I haven’t gone for a shave yet, because after seeing how reckless he is with scissors, I’m not sure if I want him near my jugular with a razor.


Scarlet’s left breast

When Abdulla’s done cutting your hair – whether you like it or not – he gives you a complimentary head massage.

Again, super speedy and shaking your noggin so vigorously that you remember what you had for breakfast when you were five years old.

His coup de grace, however, is resetting your neck vertebrae.

In a Steven Seagal-like Aikido move, he first twists you neck left, and then right.

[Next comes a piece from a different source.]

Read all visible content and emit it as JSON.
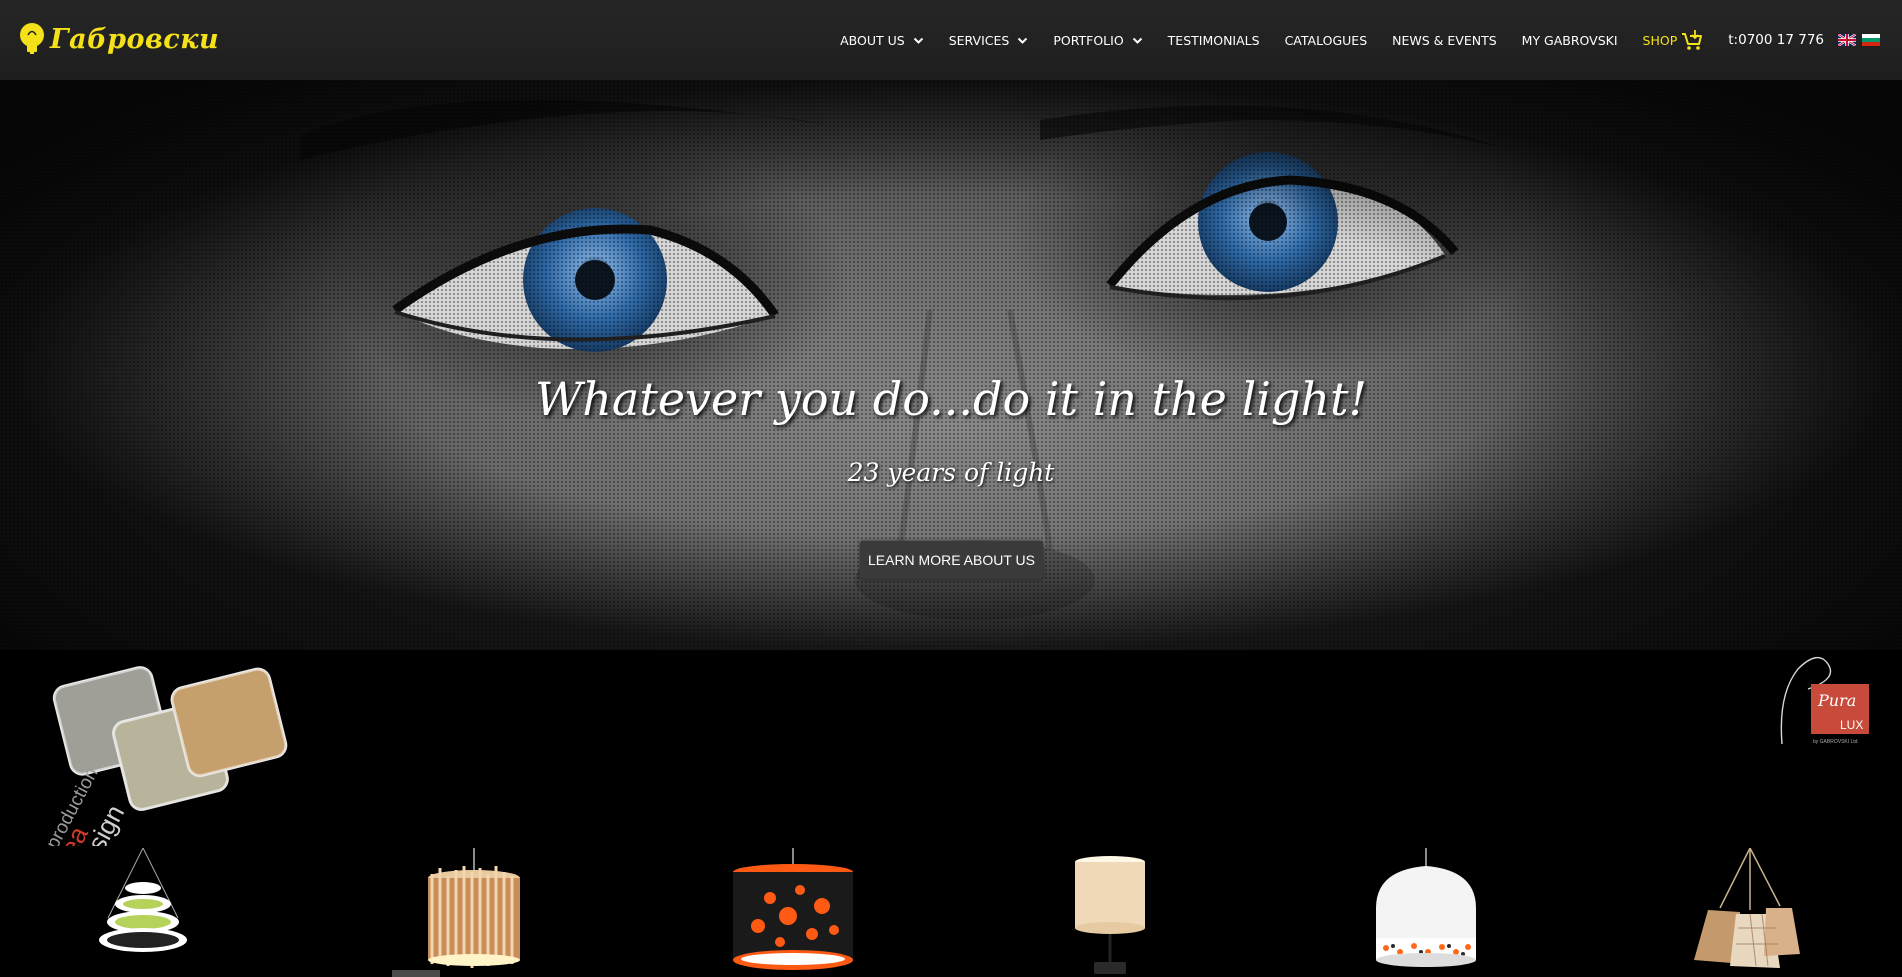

The cracking noises emanating from what is certainly the most vulnerable part of your body, sounds like someone stepping on broken glass, but somehow your head doesn’t break off, and instead you feel like you’ve had a 30 minute nap while holding onto Scarlet Johansen’s left breast for comfort.

Times change

I miss old Koos and the smoke from his Gunston plain constantly in your face and how he always insisted on PW Botha being a softy compared to John Voster.

But I like Abdulla more.

I never leave his shop with a splitting headache because I was tearing my optic nerves apart by trying to see the knockers on Miss July 1982, while pretending to read comics.

If things always stayed exactly the same I would never have known what a head massage feels like, or that Navratna oil even exists, or that, if you almost break someone’s neck, it makes them feel better.

While I still prefer an old fashioned square cut on my head, I like that our country is not so square cut anymore.